DDD0161_DOMAIN_SERVICE_TOUCHES_INFRA is the layer-boundary check. A domain service that imports infrastructure (HTTP client, DB driver, file system) has stopped being a domain service and started being an application service in disguise. The diagnostic ships at error because the misclassification is structural — once infra leaks in, the service no longer belongs in the domain layer:

domainServiceTouchesInfra('TaxCalculator', 'fetch', 'domain/tax-calculator.ts', 3);
// DDD0161 [error] @DomainService "TaxCalculator" imports "fetch".
// DomainServices carry only domain logic — move infra calls into an ApplicationService.

The hand-written shape places this analyzer on the same migration list as the other DDD0NNN cohorts. Future work tracked via PROP-DOMAINSERVICE-001 (code namespace migration to DDD-DOMAINSERVICE-NNN) and PROP-DOMAINSERVICE-002 (spec-first codegen pass) will rewrite both on top of defineAnalyzerSpec / defineCodegenSpec. The two codes are part of the published contract that must survive that migration.


The Codegen: ddd-domain-service-codegen

The codegen is also hand-written.

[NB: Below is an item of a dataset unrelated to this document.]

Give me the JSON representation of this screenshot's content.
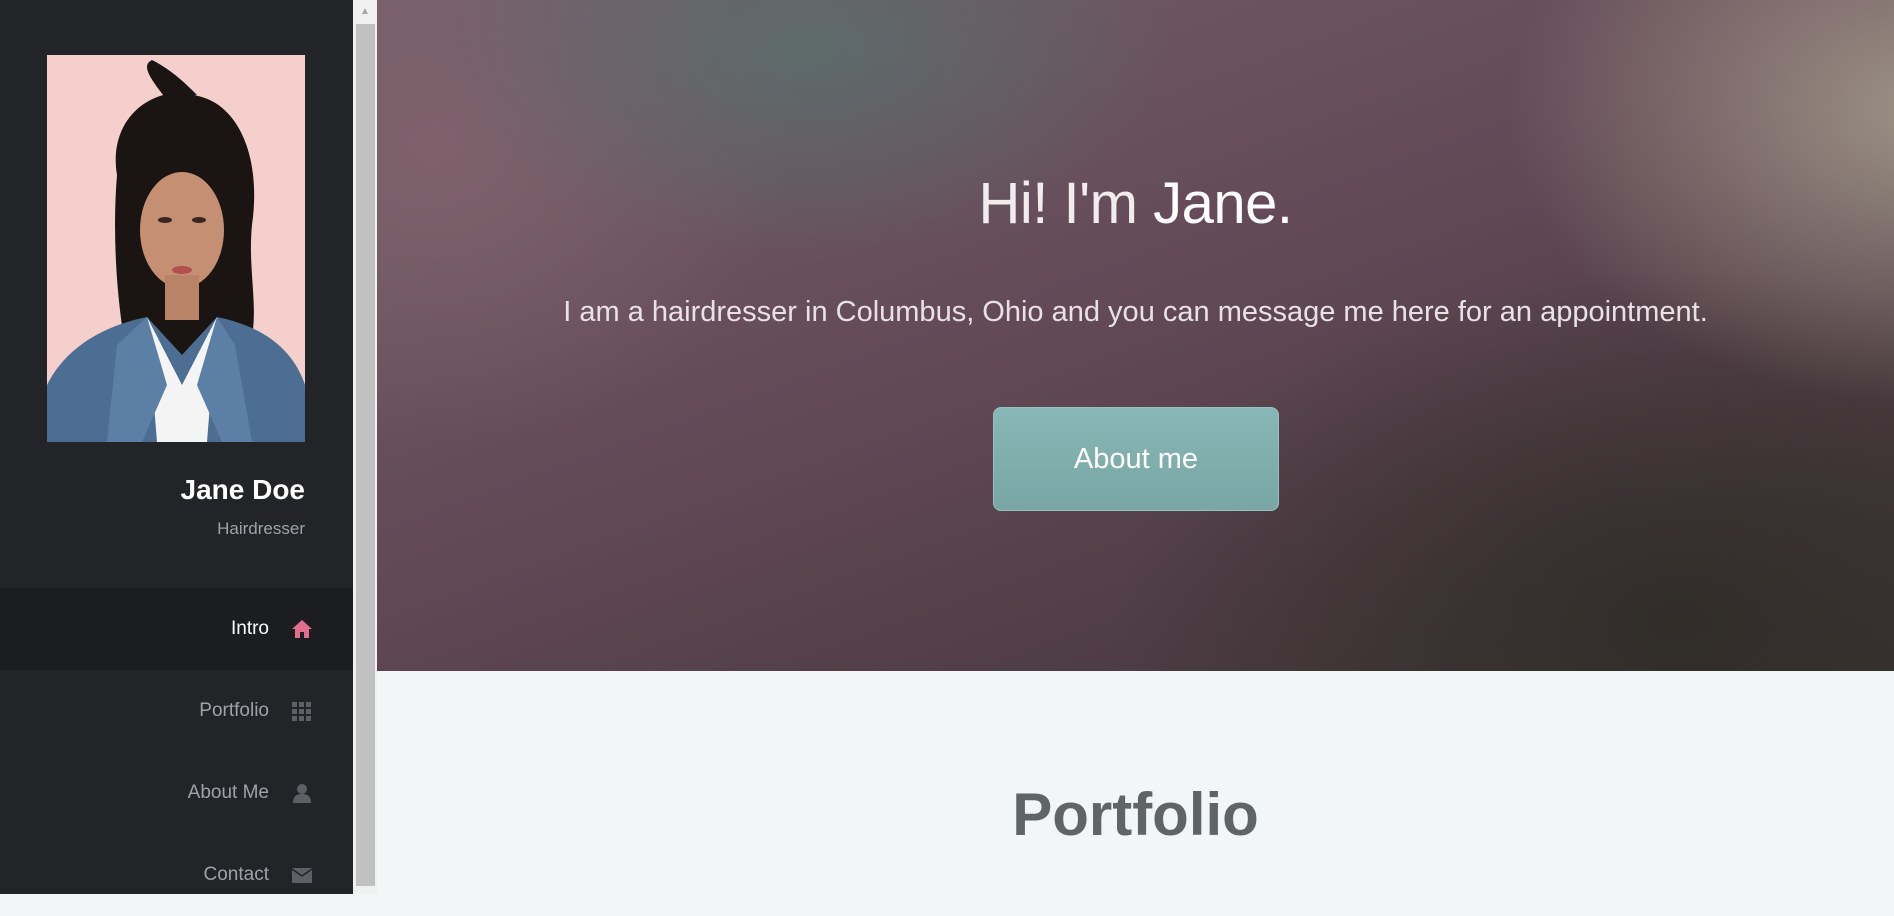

It emits a registry of services so an application bootstrap can wire them generically. The deeper invariants — the service does not directly construct aggregates without going through a factory, cross-pattern boundary with @ApplicationService — live as future spec-first rules.


  • Invoked by @ApplicationService and @Factory.
  • Reads from @Repository ports for cross-aggregate data.
  • Returns Result<T, E> for typed failures.
  • May coordinate event emission by passing events back to the @AggregateRoot that owns them — the service does not emit events directly, since the cross-pattern rule DDD0132 enforces aggregate-only emission.